La mattina dopo il sottile raggio di sole entrò nella stanza e cominciò il suo giro sulle pareti. Io lo aspettavo al varco: ecco che si avvicinava a un frammento di stagnola, la tocca, il disco luminoso si disfa in tanti raggi, alcuni colorati, lentamente si trasforma, si allarga poi lentamente si ricompone, torna ad essere il piccolo disco di prima, sta per uscire dalla stagnola, ancora qualche sprazzo di luce, è uscito. Adesso si sposta impercettibilmente e va verso lo specchietto. Lo tocca, rimbalza sulla parete opposta, è più debole, sparisce, esce dallo specchietto e continua il suo giro dove incontrerà altri oggetti che mi fanno vedere altri effetti.
Il giorno dopo ero guarito.

E poi avevo un piccolo elastico di para, molto elastico. A tirarlo e a farlo vibrare emetteva suoni diversi secondo la tensione. Con una piccola scatoletta di fiammiferi svedesi e un rametto secco, costruii uno strumento musicale molto semplice. La scatoletta di legno di pioppo sottile faceva da cassa armonica. Il rametto teneva l’elastico il quale, passando sopra la scatola, appoggiava sopra un ponticello. Avevo osservato molto mio zio Vittorio quando costruiva i suoi violini, e questo era uno strumento a corda elastica che poteva produrre alcune note. Quando ero bambino non c’erano tutte le colle e i nastri adesivi che ci sono adesso, per cui dovevo arrangiarmi con quello che trovavo. Per fortuna che lo zio aveva una buona colla che faceva lui stesso con delle cartilagini animali e non so con cosa d’altro. Quando lo strumento fu pronto, l’elastico si ruppe.

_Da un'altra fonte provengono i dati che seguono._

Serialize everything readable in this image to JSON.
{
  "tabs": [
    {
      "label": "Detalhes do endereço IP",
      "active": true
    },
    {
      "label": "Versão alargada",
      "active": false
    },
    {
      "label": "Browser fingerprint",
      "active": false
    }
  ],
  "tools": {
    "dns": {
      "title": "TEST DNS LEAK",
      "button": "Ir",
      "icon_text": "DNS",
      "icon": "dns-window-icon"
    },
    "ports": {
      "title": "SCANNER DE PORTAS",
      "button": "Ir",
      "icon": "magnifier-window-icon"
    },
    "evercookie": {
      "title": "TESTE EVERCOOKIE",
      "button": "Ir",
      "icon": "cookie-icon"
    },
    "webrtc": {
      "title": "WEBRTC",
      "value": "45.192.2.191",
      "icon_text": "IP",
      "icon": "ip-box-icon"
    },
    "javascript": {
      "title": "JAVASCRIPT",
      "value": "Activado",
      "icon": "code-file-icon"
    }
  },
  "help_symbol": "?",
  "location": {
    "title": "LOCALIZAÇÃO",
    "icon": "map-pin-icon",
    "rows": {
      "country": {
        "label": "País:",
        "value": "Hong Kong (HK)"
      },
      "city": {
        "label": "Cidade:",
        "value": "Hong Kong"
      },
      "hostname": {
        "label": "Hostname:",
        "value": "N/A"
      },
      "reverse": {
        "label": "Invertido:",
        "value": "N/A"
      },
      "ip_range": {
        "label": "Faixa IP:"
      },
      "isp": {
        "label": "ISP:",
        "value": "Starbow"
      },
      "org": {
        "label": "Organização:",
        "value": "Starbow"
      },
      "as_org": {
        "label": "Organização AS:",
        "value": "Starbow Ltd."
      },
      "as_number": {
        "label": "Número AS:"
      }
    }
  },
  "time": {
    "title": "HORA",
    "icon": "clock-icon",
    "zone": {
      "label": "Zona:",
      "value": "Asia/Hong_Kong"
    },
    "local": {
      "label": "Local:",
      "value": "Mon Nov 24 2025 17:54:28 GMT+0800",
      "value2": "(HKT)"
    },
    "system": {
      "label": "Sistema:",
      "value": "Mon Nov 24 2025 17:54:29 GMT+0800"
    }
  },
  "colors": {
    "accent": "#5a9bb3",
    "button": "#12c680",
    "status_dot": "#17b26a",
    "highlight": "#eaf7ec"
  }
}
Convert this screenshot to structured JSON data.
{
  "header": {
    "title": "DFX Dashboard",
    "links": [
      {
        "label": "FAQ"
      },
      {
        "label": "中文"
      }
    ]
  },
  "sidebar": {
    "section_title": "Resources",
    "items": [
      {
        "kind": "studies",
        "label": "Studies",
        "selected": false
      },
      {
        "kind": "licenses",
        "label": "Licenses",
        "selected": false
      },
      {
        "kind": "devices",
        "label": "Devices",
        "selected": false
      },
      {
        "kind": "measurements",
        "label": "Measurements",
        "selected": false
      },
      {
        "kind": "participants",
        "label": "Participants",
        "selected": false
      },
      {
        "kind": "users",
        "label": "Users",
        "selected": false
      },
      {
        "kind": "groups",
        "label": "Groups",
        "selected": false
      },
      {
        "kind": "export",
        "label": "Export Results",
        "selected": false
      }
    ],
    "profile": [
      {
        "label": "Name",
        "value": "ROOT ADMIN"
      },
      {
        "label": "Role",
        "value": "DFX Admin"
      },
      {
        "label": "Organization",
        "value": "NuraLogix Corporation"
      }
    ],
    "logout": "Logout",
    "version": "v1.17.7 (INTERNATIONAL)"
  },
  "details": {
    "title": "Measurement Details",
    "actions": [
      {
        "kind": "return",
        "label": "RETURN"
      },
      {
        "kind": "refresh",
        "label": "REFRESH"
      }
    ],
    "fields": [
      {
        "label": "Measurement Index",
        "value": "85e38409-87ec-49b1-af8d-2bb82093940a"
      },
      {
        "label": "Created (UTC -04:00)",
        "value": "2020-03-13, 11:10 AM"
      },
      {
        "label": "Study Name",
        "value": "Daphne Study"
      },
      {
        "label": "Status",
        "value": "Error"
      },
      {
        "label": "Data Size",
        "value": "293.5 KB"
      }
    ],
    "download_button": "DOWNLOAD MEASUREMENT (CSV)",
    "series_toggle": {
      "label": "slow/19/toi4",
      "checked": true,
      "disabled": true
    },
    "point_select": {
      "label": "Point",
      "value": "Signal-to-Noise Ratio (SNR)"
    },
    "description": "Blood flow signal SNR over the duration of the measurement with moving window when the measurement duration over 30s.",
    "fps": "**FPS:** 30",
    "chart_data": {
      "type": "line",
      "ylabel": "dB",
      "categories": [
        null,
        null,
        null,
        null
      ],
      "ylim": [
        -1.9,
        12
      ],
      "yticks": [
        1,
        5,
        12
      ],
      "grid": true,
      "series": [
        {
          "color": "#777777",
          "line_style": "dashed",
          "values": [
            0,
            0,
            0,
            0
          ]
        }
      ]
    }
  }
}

E poi avevo un giocattolo enorme, grandissimo, così grande che cominciai a camminargli sopra per vedere dove finiva, ma dovetti tornare a casa perché veniva sera. In questo enorme giocattolo vidi tantissime cose: insetti e animaletti che andavano affacendati per i loro affari e nemmeno mi vedevano. Alcuni sparivano in piccoli buchi, altri andavano a finire sotto delle pietre…

Trovai tanti fili verdi di erbe, rametti secchi spezzati, foglie dappertutto, fiorellini sparsi. Su questo enorme giocattolo potevo correre e saltare, sdraiarmi o camminare in punta di piedi. Potevo scavare buche o piantare degli stecchi. Finiti i giochi non dovevo metterlo a posto, lui era sempre là che mi aspettava e poi, anche se qualche volta non andavo a trovarlo, lui non si offendeva.